ויהפך לבב פרעה ועבדיו אל העם ויאמרו מה זאת עשינו כי שלחנו את ישראל מעבדינו

And the heart of Pharoh and his servants was turned against the nation [of Israel] and they said, “What have we done, sending Israel out from serving us.”

The plain meaning of the verse is that Pharoh and his servants are succumbing to the behavior they manifested time and again during the plagues – a willingness to send the people while the plague was happening, followed by a reversal of heart soon afterwards. Having recovered somewhat from the terror of losing their first-born, Pharoh and his servants now regret losing their slaves.

In the eyes of the midrash, though, Pharoh’s regret takes on a different tenor completely. Exodus Rabbah 20:5 compares Israel in Egypt to a field with a heap of stones. The owner of the field sells it to another man who cultivates the field. The new owner removes the stones and discovers a spring of water underneath. He then plants vineyards and spices and pomegranates. All who pass it are struck by the beauty of the field. One day the original owner passes by and seeing the changes wrought, he laments and cries out “Woe is me that I sold this field. Woe is me that I no longer own it.”

So too, the midrash explains, when the Israelites were slaves in Egypt, they were like an uncultivated field weighed down by the stony burden of their labors. Once they leave Egypt, God cultivates them into a beautiful garden. Pharoh laments, not the loss of his slaves, but rather the loss of the verdant, vibrant Israelites whose potential had been squashed when they had been in Pharoh’s domain. Here too Pharoh says, “What have we done, sending Israel out from serving us,” but he is not regretting the loss of slave labor, only the absence of what could have been.

A second midrash, Exodus Rabbah 20:7, explains Pharoh’s regret in an even more striking fashion. The people of Israel are imagined as a prince who in the course of his travels takes up residence in the home of a wealthy man who hosts him generously. The King very much wants to see his son so he sends messages to the host daily, asking that his son be sent home. The host does not respond. Eventually the King comes and himself takes the son away. As the son leaves, the host cries out:

אמרו לו שכיניו למה אתה אתה צועק. אמר להם כבוד היה לי כשהיה בנו של מלך  אצלי שהיה המלך כותב אגרת לי והיה זקוק לי  . . . עכשיו שנמשך בנו של מלך מאצלי אינו נזקק לי בדבר לכך אני צועק

His neighbors said, “Why are you crying out?” He said to them, “It was a great honor for me when the King’s son was with me, as the King would write me letters and needed me . . .now that the King’s son is no longer with me, the King no longer needs me and so therefore I am crying out.”

According to this midrash what Pharoh values is not the slave labor and not even the Israelites themselves. What Pharoh really wants is God’s attention – and even if that attention comes in the negative form of plagues and punishments, Pharoh relishes the feeling that God is seeking him out. The loss of Israel means the loss of Pharoh’s intimate relationship with God and this is what causes him to cry out, “What have we done, sending Israel out from serving us.”

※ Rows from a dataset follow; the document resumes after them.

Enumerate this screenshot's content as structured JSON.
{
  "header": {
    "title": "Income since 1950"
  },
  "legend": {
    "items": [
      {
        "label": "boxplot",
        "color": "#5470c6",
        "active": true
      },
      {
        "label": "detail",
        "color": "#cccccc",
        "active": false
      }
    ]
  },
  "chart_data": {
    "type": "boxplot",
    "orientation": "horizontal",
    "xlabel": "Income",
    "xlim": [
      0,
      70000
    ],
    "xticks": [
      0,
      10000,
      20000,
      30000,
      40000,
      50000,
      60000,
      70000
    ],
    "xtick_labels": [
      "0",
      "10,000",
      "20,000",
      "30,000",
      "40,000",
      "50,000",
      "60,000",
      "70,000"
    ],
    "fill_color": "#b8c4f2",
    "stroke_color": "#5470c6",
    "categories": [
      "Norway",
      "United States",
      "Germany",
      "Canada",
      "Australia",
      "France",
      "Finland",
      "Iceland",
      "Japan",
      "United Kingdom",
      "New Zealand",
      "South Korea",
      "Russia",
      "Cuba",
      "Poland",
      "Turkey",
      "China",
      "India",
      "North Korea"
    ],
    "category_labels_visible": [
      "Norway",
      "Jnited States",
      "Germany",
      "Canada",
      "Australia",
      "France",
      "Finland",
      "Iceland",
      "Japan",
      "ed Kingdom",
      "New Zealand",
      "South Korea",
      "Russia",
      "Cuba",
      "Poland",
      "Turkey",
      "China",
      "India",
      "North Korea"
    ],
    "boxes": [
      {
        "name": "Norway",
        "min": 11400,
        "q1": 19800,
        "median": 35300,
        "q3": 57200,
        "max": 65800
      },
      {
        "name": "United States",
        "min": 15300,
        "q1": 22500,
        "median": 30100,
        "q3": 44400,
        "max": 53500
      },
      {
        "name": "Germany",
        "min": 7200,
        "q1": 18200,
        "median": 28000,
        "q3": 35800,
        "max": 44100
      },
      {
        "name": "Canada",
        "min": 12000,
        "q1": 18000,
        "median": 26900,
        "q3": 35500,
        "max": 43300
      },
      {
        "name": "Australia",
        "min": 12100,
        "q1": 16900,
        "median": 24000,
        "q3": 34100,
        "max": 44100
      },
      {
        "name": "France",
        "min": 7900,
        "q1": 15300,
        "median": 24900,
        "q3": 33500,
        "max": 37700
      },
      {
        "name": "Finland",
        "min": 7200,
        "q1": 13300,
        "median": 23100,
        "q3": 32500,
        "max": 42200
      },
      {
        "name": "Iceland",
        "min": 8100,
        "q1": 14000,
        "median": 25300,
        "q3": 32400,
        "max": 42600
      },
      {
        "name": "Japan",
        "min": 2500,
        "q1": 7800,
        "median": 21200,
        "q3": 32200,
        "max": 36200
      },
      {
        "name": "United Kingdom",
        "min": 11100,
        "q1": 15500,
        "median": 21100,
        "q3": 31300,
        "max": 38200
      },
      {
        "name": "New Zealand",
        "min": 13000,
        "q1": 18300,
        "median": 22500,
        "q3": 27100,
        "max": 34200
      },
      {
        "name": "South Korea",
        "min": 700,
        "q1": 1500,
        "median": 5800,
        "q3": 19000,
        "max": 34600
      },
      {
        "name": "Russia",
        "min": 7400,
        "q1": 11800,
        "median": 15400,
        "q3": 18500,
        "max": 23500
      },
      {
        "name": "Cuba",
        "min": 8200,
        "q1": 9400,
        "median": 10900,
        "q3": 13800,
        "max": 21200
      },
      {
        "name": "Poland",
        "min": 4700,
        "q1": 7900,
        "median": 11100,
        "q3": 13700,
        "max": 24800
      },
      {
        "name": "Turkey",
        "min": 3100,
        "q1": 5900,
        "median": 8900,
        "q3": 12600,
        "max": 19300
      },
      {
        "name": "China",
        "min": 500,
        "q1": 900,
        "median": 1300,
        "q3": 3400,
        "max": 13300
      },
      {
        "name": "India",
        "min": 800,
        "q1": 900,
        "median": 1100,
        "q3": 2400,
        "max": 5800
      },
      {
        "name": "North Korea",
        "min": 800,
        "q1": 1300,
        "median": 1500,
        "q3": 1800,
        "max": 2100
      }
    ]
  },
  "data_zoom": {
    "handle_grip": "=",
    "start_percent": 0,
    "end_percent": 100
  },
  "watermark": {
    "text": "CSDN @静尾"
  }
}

This second midrash is remarkable as much for what it leaves out as for what it includes. In the midrash, there is no slavery. Indeed, the wealthy host is described as treating the prince most generously. The prince and by extension, Israel, do not need to be saved. Rather the King simply misses his son and wants him back. The most central aspect of the Exodus story – the journey from slavery to freedom – is skipped over entirely by this midrash. Instead the story reads as a drama in which Pharoh’s actions are understood as a call for attention from God.

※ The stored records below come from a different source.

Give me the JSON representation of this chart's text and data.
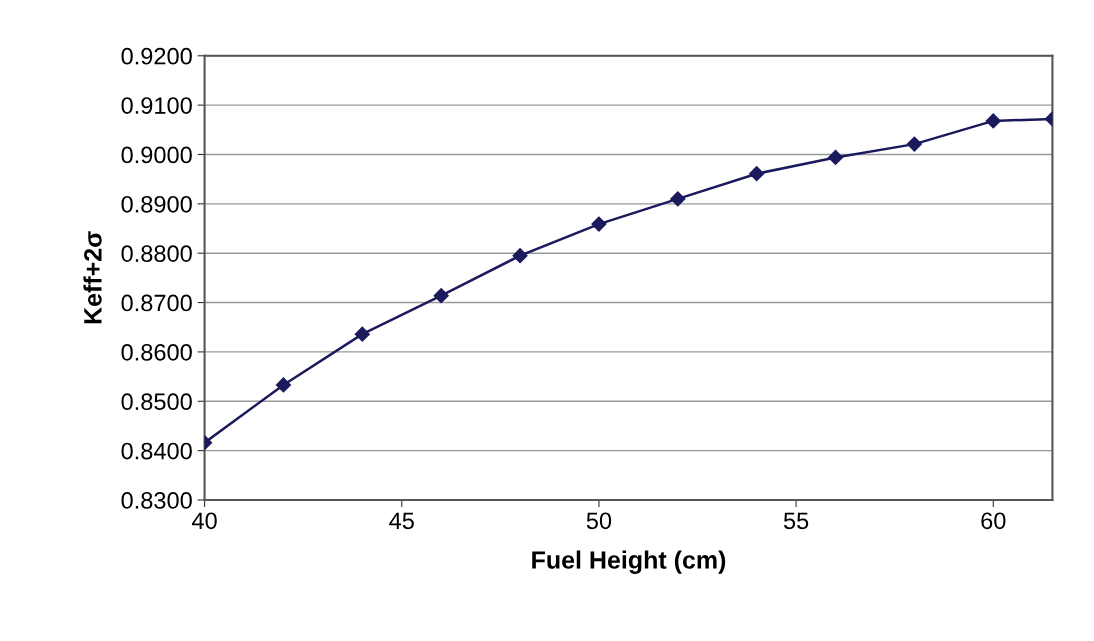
{
  "chart_data": {
    "type": "line",
    "xlabel": "Fuel Height (cm)",
    "ylabel": "Keff+2σ",
    "x": [
      40,
      42,
      44,
      46,
      48,
      50,
      52,
      54,
      56,
      58,
      60,
      61.5
    ],
    "series": [
      {
        "color": "#1a1a5c",
        "values": [
          0.8416,
          0.8533,
          0.8636,
          0.8714,
          0.8795,
          0.8859,
          0.891,
          0.8961,
          0.8994,
          0.9021,
          0.9068,
          0.9072
        ]
      }
    ],
    "marker": "diamond",
    "line_style": "solid",
    "grid": "y",
    "legend": false,
    "xlim": [
      40,
      61.5
    ],
    "xticks": [
      40,
      45,
      50,
      55,
      60
    ],
    "ylim": [
      0.83,
      0.92
    ],
    "yticks": [
      {
        "value": 0.83,
        "label": "0.8300"
      },
      {
        "value": 0.84,
        "label": "0.8400"
      },
      {
        "value": 0.85,
        "label": "0.8500"
      },
      {
        "value": 0.86,
        "label": "0.8600"
      },
      {
        "value": 0.87,
        "label": "0.8700"
      },
      {
        "value": 0.88,
        "label": "0.8800"
      },
      {
        "value": 0.89,
        "label": "0.8900"
      },
      {
        "value": 0.9,
        "label": "0.9000"
      },
      {
        "value": 0.91,
        "label": "0.9100"
      },
      {
        "value": 0.92,
        "label": "0.9200"
      }
    ]
  }
}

Why exonerate Pharoh in this manner? Indeed, why cast his regret over sending off the Israelites as anything more than the petty self-serving desire for slave labor that the plain meaning of the verse seems to indicate? I think that both midrashim are aimed at propping up the Israelites’ sense of self. In the first midrash, the Israelites were not properly cultivated in Egypt but once God steps in, they quickly become a choice garden. Clearly Israel has limitless potential when they are in God’s care. In the second midrash, Pharoh desperately wants what the Israelites already, naturally, have – God’s limitless attention. Both midrashim highlight the special relationship of God and Israel with Pharoh looking on jealously, and bemoaning, “What have we done, sending Israel out from serving us.”